The earlier works get to the blood fastest. They speak of carnage, dispossession, disembodiment, failure—and those are just the works with a full palette. In his monochrome pieces, Twombly often employed squiggly or spiral lines to show something repetitive, or lacerative, about drawing. Line and color act as razorblades. A gesture slashes something open and it can never be repaired again. Nor would it want to be: a form beyond injury has been attained. Perseverance and a skid of color are left behind.
The propulsion of any Twombly canvas is independent of the viewer’s perception. When we do manage to grab a hold of something, it whips us around with a slasher’s glee. Cy Twombly is the Jason Voorhees of abstraction. His kills are both brazen and artful.
The most impressive Twombly I’ve seen, however, was not an early one. Twombly started work on it, apparently, in 1972, but it didn’t premiere until 1994 at Gagosian in NYC. The untitled work, sometimes subtitled Say Goodbye, Catullus, to the Shores of Asia Minor, consists of three canvases hung together. At 157 inches tall and 624 inches long, it is properly monumental. Don’t convert those dimensions to footage, cuz some of the grandeur might be lost.

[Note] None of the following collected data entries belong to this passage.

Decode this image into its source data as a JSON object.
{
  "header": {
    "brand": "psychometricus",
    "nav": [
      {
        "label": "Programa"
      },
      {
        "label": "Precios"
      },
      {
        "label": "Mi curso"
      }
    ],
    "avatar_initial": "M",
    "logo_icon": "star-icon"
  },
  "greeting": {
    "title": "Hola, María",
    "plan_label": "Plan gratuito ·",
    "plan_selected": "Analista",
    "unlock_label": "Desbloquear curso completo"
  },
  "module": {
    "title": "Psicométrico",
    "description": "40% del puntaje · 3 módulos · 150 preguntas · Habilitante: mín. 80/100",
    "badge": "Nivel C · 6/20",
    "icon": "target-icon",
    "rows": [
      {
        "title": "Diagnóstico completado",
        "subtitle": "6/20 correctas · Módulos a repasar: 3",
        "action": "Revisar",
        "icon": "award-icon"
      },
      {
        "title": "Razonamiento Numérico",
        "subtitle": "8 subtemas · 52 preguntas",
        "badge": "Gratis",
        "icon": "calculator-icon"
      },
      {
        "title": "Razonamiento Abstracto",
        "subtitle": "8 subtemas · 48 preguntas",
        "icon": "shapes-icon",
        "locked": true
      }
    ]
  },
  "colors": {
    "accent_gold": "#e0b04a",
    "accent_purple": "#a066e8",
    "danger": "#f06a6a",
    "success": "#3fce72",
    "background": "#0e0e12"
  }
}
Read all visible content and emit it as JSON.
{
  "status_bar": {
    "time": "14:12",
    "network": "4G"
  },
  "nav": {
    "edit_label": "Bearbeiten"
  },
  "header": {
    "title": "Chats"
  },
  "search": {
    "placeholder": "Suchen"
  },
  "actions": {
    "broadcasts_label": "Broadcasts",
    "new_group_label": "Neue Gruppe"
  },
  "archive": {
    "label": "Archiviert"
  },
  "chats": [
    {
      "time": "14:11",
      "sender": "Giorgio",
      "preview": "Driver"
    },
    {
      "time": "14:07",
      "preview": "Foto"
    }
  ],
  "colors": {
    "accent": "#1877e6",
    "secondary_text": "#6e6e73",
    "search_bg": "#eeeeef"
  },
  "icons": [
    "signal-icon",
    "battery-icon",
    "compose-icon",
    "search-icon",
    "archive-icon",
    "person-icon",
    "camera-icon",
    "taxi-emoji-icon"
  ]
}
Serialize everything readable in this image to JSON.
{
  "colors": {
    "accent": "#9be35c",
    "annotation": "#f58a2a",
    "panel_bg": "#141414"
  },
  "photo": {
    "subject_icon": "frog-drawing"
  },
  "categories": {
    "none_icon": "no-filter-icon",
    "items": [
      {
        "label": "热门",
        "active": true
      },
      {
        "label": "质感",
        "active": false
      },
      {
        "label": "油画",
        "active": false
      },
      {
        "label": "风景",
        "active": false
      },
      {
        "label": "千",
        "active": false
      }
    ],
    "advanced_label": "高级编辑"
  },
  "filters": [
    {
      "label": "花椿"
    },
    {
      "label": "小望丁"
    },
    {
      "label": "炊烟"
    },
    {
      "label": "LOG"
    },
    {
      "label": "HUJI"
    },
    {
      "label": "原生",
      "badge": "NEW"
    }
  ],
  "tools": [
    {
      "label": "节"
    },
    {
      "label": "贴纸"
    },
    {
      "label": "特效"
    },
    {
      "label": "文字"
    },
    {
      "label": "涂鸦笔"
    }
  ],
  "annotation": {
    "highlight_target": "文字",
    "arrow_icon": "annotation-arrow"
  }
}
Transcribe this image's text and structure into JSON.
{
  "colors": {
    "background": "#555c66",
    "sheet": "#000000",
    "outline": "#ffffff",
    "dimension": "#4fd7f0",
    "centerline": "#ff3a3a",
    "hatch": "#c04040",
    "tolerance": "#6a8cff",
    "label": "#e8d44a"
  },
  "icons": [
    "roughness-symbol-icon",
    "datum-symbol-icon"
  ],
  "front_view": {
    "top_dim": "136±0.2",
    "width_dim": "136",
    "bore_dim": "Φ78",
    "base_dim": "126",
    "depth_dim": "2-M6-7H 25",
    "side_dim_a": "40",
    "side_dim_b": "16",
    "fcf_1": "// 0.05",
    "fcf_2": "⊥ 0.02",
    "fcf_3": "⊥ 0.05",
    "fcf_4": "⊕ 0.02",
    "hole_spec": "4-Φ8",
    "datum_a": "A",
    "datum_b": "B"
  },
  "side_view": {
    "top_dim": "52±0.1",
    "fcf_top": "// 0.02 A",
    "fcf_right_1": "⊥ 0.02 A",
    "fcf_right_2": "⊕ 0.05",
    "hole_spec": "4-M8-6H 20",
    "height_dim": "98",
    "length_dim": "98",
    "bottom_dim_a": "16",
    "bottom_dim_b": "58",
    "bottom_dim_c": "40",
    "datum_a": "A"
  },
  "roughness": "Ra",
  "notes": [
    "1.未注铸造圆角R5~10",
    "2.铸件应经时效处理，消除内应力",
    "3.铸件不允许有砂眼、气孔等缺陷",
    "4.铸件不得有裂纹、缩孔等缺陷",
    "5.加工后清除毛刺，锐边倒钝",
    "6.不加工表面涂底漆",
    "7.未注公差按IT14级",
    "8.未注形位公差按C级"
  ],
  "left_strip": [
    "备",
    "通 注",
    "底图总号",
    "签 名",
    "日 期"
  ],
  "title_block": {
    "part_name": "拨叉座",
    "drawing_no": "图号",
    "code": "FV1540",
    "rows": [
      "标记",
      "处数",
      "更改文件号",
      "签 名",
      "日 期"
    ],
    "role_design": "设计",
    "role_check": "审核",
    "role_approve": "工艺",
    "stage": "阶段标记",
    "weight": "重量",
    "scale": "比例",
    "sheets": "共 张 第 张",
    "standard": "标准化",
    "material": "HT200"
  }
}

That a good chunk of the canvas is more or less blank leaves its power unaffected. It’s a creation narrative, after all: Void becoming shape. Well, unless you read it as Twombly suggested: right-to-left, in which case it’s The Fall. Anyway, I must’ve sat in front of that painting for an hour. Why? I can’t even recall a single thought I had during my silence. Obliteration, I’m thinking, is proof of something.